Et le rapport de la Cour des Comptes à propos de la retraite des fonctionnaires, qui parle d'opacité, de situation abusive, ça vous arrange, c'est une aubaine pour vous ?
- "Non écoutez, je ne sais pas si c'est une aubaine, c'est une réalité qui se pose. Et donc il faut que le système effectivement soit transparent. Parce que si les gens ont le sentiment qu'il y a des petits trucs cachés et qu'il y ait un système un système dissymétrique, alors à ce moment-là, il y aura des blocages. On doit avoir un système, non pas rigide, parce que les Français ont droit de vouloir faire leur propre programmation, mais un système applicable à chacun, c'est notre objectif. Je peux vous dire là-dessus, qu'il y a une osmose totale entre le Président de la République, J.-P. Raffarin, son gouvernement et la majorité présidentielle. Nous sommes absolument déterminés à aller jusqu'au bout et vous verrez qu'au 14 juillet quand on commentera cette réforme qui à ce moment-là sera intervenue, toutes celles et tous ceux qui aujourd'hui disent : " Oh ! lalala, il y a du flottement ça ne va pas assez vite ", seront obligés de constater qu'acte un, scène un, cette réforme est derrière nous. "

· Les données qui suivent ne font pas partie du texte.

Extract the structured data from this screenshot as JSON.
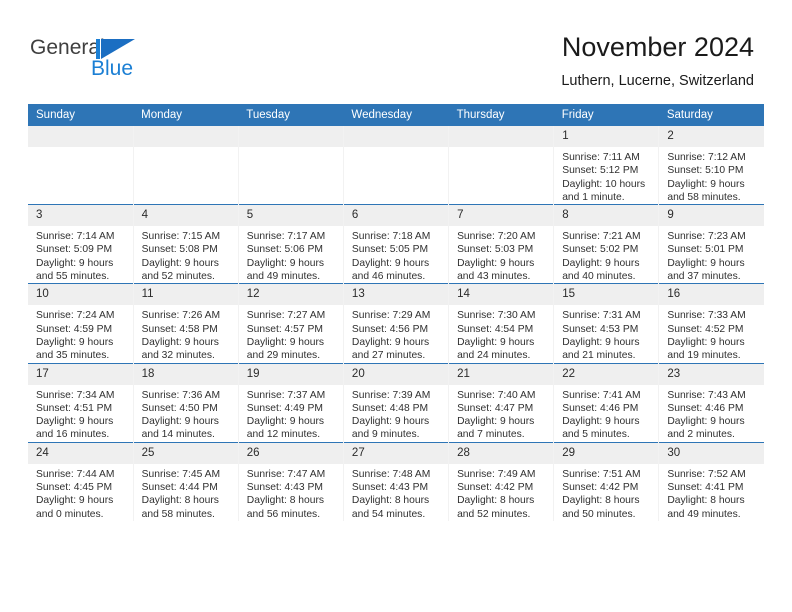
{
  "brand": {
    "name_part1": "General",
    "name_part2": "Blue",
    "accent_color": "#1b7fd4"
  },
  "header": {
    "title": "November 2024",
    "subtitle": "Luthern, Lucerne, Switzerland",
    "header_bg_color": "#2e75b6"
  },
  "weekdays": [
    "Sunday",
    "Monday",
    "Tuesday",
    "Wednesday",
    "Thursday",
    "Friday",
    "Saturday"
  ],
  "weeks": [
    [
      {
        "day": "",
        "empty": true,
        "sunrise": "",
        "sunset": "",
        "daylight1": "",
        "daylight2": ""
      },
      {
        "day": "",
        "empty": true,
        "sunrise": "",
        "sunset": "",
        "daylight1": "",
        "daylight2": ""
      },
      {
        "day": "",
        "empty": true,
        "sunrise": "",
        "sunset": "",
        "daylight1": "",
        "daylight2": ""
      },
      {
        "day": "",
        "empty": true,
        "sunrise": "",
        "sunset": "",
        "daylight1": "",
        "daylight2": ""
      },
      {
        "day": "",
        "empty": true,
        "sunrise": "",
        "sunset": "",
        "daylight1": "",
        "daylight2": ""
      },
      {
        "day": "1",
        "empty": false,
        "sunrise": "Sunrise: 7:11 AM",
        "sunset": "Sunset: 5:12 PM",
        "daylight1": "Daylight: 10 hours",
        "daylight2": "and 1 minute."
      },
      {
        "day": "2",
        "empty": false,
        "sunrise": "Sunrise: 7:12 AM",
        "sunset": "Sunset: 5:10 PM",
        "daylight1": "Daylight: 9 hours",
        "daylight2": "and 58 minutes."
      }
    ],
    [
      {
        "day": "3",
        "empty": false,
        "sunrise": "Sunrise: 7:14 AM",
        "sunset": "Sunset: 5:09 PM",
        "daylight1": "Daylight: 9 hours",
        "daylight2": "and 55 minutes."
      },
      {
        "day": "4",
        "empty": false,
        "sunrise": "Sunrise: 7:15 AM",
        "sunset": "Sunset: 5:08 PM",
        "daylight1": "Daylight: 9 hours",
        "daylight2": "and 52 minutes."
      },
      {
        "day": "5",
        "empty": false,
        "sunrise": "Sunrise: 7:17 AM",
        "sunset": "Sunset: 5:06 PM",
        "daylight1": "Daylight: 9 hours",
        "daylight2": "and 49 minutes."
      },
      {
        "day": "6",
        "empty": false,
        "sunrise": "Sunrise: 7:18 AM",
        "sunset": "Sunset: 5:05 PM",
        "daylight1": "Daylight: 9 hours",
        "daylight2": "and 46 minutes."
      },
      {
        "day": "7",
        "empty": false,
        "sunrise": "Sunrise: 7:20 AM",
        "sunset": "Sunset: 5:03 PM",
        "daylight1": "Daylight: 9 hours",
        "daylight2": "and 43 minutes."
      },
      {
        "day": "8",
        "empty": false,
        "sunrise": "Sunrise: 7:21 AM",
        "sunset": "Sunset: 5:02 PM",
        "daylight1": "Daylight: 9 hours",
        "daylight2": "and 40 minutes."
      },
      {
        "day": "9",
        "empty": false,
        "sunrise": "Sunrise: 7:23 AM",
        "sunset": "Sunset: 5:01 PM",
        "daylight1": "Daylight: 9 hours",
        "daylight2": "and 37 minutes."
      }
    ],
    [
      {
        "day": "10",
        "empty": false,
        "sunrise": "Sunrise: 7:24 AM",
        "sunset": "Sunset: 4:59 PM",
        "daylight1": "Daylight: 9 hours",
        "daylight2": "and 35 minutes."
      },
      {
        "day": "11",
        "empty": false,
        "sunrise": "Sunrise: 7:26 AM",
        "sunset": "Sunset: 4:58 PM",
        "daylight1": "Daylight: 9 hours",
        "daylight2": "and 32 minutes."
      },
      {
        "day": "12",
        "empty": false,
        "sunrise": "Sunrise: 7:27 AM",
        "sunset": "Sunset: 4:57 PM",
        "daylight1": "Daylight: 9 hours",
        "daylight2": "and 29 minutes."
      },
      {
        "day": "13",
        "empty": false,
        "sunrise": "Sunrise: 7:29 AM",
        "sunset": "Sunset: 4:56 PM",
        "daylight1": "Daylight: 9 hours",
        "daylight2": "and 27 minutes."
      },
      {
        "day": "14",
        "empty": false,
        "sunrise": "Sunrise: 7:30 AM",
        "sunset": "Sunset: 4:54 PM",
        "daylight1": "Daylight: 9 hours",
        "daylight2": "and 24 minutes."
      },
      {
        "day": "15",
        "empty": false,
        "sunrise": "Sunrise: 7:31 AM",
        "sunset": "Sunset: 4:53 PM",
        "daylight1": "Daylight: 9 hours",
        "daylight2": "and 21 minutes."
      },
      {
        "day": "16",
        "empty": false,
        "sunrise": "Sunrise: 7:33 AM",
        "sunset": "Sunset: 4:52 PM",
        "daylight1": "Daylight: 9 hours",
        "daylight2": "and 19 minutes."
      }
    ],
    [
      {
        "day": "17",
        "empty": false,
        "sunrise": "Sunrise: 7:34 AM",
        "sunset": "Sunset: 4:51 PM",
        "daylight1": "Daylight: 9 hours",
        "daylight2": "and 16 minutes."
      },
      {
        "day": "18",
        "empty": false,
        "sunrise": "Sunrise: 7:36 AM",
        "sunset": "Sunset: 4:50 PM",
        "daylight1": "Daylight: 9 hours",
        "daylight2": "and 14 minutes."
      },
      {
        "day": "19",
        "empty": false,
        "sunrise": "Sunrise: 7:37 AM",
        "sunset": "Sunset: 4:49 PM",
        "daylight1": "Daylight: 9 hours",
        "daylight2": "and 12 minutes."
      },
      {
        "day": "20",
        "empty": false,
        "sunrise": "Sunrise: 7:39 AM",
        "sunset": "Sunset: 4:48 PM",
        "daylight1": "Daylight: 9 hours",
        "daylight2": "and 9 minutes."
      },
      {
        "day": "21",
        "empty": false,
        "sunrise": "Sunrise: 7:40 AM",
        "sunset": "Sunset: 4:47 PM",
        "daylight1": "Daylight: 9 hours",
        "daylight2": "and 7 minutes."
      },
      {
        "day": "22",
        "empty": false,
        "sunrise": "Sunrise: 7:41 AM",
        "sunset": "Sunset: 4:46 PM",
        "daylight1": "Daylight: 9 hours",
        "daylight2": "and 5 minutes."
      },
      {
        "day": "23",
        "empty": false,
        "sunrise": "Sunrise: 7:43 AM",
        "sunset": "Sunset: 4:46 PM",
        "daylight1": "Daylight: 9 hours",
        "daylight2": "and 2 minutes."
      }
    ],
    [
      {
        "day": "24",
        "empty": false,
        "sunrise": "Sunrise: 7:44 AM",
        "sunset": "Sunset: 4:45 PM",
        "daylight1": "Daylight: 9 hours",
        "daylight2": "and 0 minutes."
      },
      {
        "day": "25",
        "empty": false,
        "sunrise": "Sunrise: 7:45 AM",
        "sunset": "Sunset: 4:44 PM",
        "daylight1": "Daylight: 8 hours",
        "daylight2": "and 58 minutes."
      },
      {
        "day": "26",
        "empty": false,
        "sunrise": "Sunrise: 7:47 AM",
        "sunset": "Sunset: 4:43 PM",
        "daylight1": "Daylight: 8 hours",
        "daylight2": "and 56 minutes."
      },
      {
        "day": "27",
        "empty": false,
        "sunrise": "Sunrise: 7:48 AM",
        "sunset": "Sunset: 4:43 PM",
        "daylight1": "Daylight: 8 hours",
        "daylight2": "and 54 minutes."
      },
      {
        "day": "28",
        "empty": false,
        "sunrise": "Sunrise: 7:49 AM",
        "sunset": "Sunset: 4:42 PM",
        "daylight1": "Daylight: 8 hours",
        "daylight2": "and 52 minutes."
      },
      {
        "day": "29",
        "empty": false,
        "sunrise": "Sunrise: 7:51 AM",
        "sunset": "Sunset: 4:42 PM",
        "daylight1": "Daylight: 8 hours",
        "daylight2": "and 50 minutes."
      },
      {
        "day": "30",
        "empty": false,
        "sunrise": "Sunrise: 7:52 AM",
        "sunset": "Sunset: 4:41 PM",
        "daylight1": "Daylight: 8 hours",
        "daylight2": "and 49 minutes."
      }
    ]
  ]
}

Alors justement, puisque vous en parlez, il y a effectivement un peu, un sentiment un peu de flottement. Les sondages qui sont un peu moins bons. Il y a les grosses inquiétudes sur la situation économique, sur le chômage. Est-ce qu'il n'y a pas un début d'essoufflement ? Certains ministres qui sont contestés. Est-ce qu'il n'y a pas un début d'essoufflement du gouvernement Raffarin ?
- "Non. Nous, nous parlons avec franchise. La réalité économique, elle est difficile, le chômage malheureusement, il avait déjà recommencé à augmenter du temps de Jospin"
Là il augmente depuis un an. Là maintenant.
- "Attendez, il continue à augmenter dans les 10 derniers mois du gouvernement de M. Jospin, il avait augmenté. Alors ce qui est un problème pour nous, c'est l'absence de croissance internationale suffisante. Parce que la croissance ça permet si vous voulez, de parvenir à des résultats, le plus important étant l'emploi. Donc la réalité, elle est difficile. On s'approche si vous voulez d'échéances d'anniversaire. D'un an de l'élection présidentielle et du gouvernement, nous ne sommes pas plein d'autosatisfaction, nous ne sommes pas les "lou ravis" du moment. La réalité, elle est difficile, nous avons des réformes que nous entreprenons, on ne fait pas ça pour avoir des résultats uniquement dans cinq ans, mais au jour le jour. La réalité est difficile, mais nous sommes des bosseurs. "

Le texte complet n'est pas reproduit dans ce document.